Automatic ship detection and confidence estimates
About the publication
Report number
17/01317
ISBN
978-82-464-2989-2
Format
PDF-document
Size
2.8 MB
Language
English
The Norwegian Defence Research Establishment (FFI) has been doing research on ship
detection in Synthetic Aperture Radar (SAR) imagery since the late 1980’s, and the Norwegian
Armed Forces have used SAR images operationally since 1998. From the beginning and until
now there has been a growing interest in operational ship detection. There are many key
questions in operational ship detection, and one is confidence levels for ship detection. That
question and other factors related to confidence levels are being looked at in this report.
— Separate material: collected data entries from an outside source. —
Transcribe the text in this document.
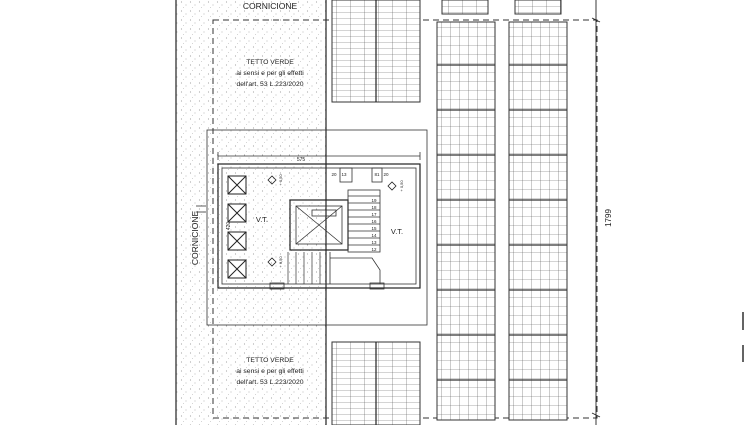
CORNICIONE
CORNICIONE
TETTO VERDE
ai sensi e per gli effetti
dell'art. 53 L.223/2020
TETTO VERDE
ai sensi e per gli effetti
dell'art. 53 L.223/2020
V.T.
V.T.
1799
575
420
20 13	81 20
19
18
17
16
15
14
13
12
+ 0,50
+ 0,50
+ 0,50
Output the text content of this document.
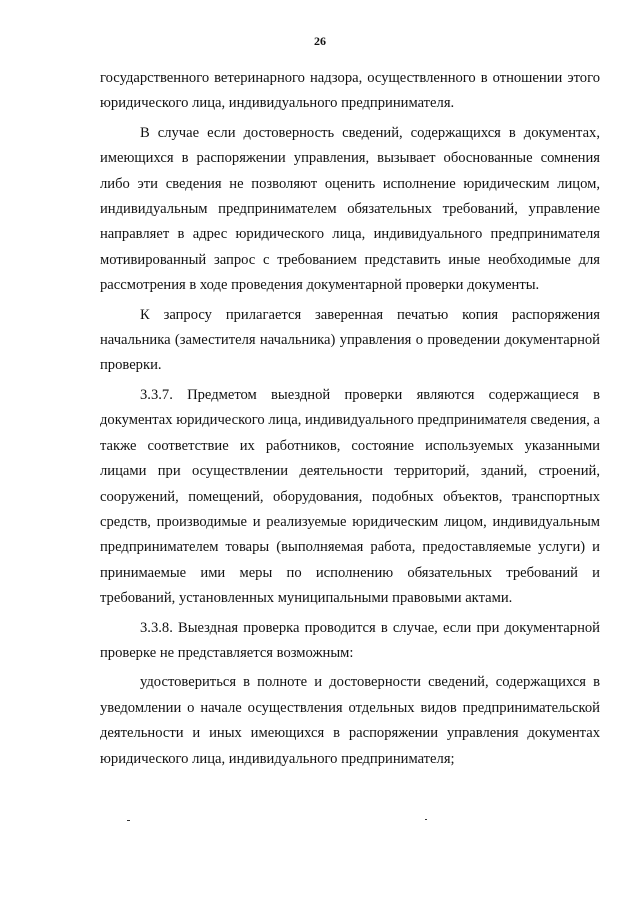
26

государственного ветеринарного надзора, осуществленного в отношении этого юридического лица, индивидуального предпринимателя.

В случае если достоверность сведений, содержащихся в документах, имеющихся в распоряжении управления, вызывает обоснованные сомнения либо эти сведения не позволяют оценить исполнение юридическим лицом, индивидуальным предпринимателем обязательных требований, управление направляет в адрес юридического лица, индивидуального предпринимателя мотивированный запрос с требованием представить иные необходимые для рассмотрения в ходе проведения документарной проверки документы.

К запросу прилагается заверенная печатью копия распоряжения начальника (заместителя начальника) управления о проведении документарной проверки.

3.3.7. Предметом выездной проверки являются содержащиеся в документах юридического лица, индивидуального предпринимателя сведения, а также соответствие их работников, состояние используемых указанными лицами при осуществлении деятельности территорий, зданий, строений, сооружений, помещений, оборудования, подобных объектов, транспортных средств, производимые и реализуемые юридическим лицом, индивидуальным предпринимателем товары (выполняемая работа, предоставляемые услуги) и принимаемые ими меры по исполнению обязательных требований и требований, установленных муниципальными правовыми актами.

3.3.8. Выездная проверка проводится в случае, если при документарной проверке не представляется возможным:

удостовериться в полноте и достоверности сведений, содержащихся в уведомлении о начале осуществления отдельных видов предпринимательской деятельности и иных имеющихся в распоряжении управления документах юридического лица, индивидуального предпринимателя;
One way of making confidence estimates is to gather evidence that can support a decision
whether the vessel is a real ship or a false alarm. The ship size, ship-to-sea contrast, morphology
and ship wake detection can be used as pieces of evidence. The incidence angle of the SAR
satellite (e.g. if the satellite looks near-range or far-range) will affect the ability to detect a
vessel at sea. In addition, the latest SAR satellites have the possibility to acquire more images
each with different polarizations. Information about incidence angle and polarization can be
used to improve the confidence estimate.
The algorithms described in this report can be improved over time with more validated data
available. Land based and space based Automatic Identification System (AIS) data should be
used to be able to provide significant input to the algorithms for validation of ship detection in
SAR imagery.
FFI has developed an automatic ship detection tool, AEGIR, which detects vessels in all
polarisation channels. The algorithms described are implemented in AEGIR.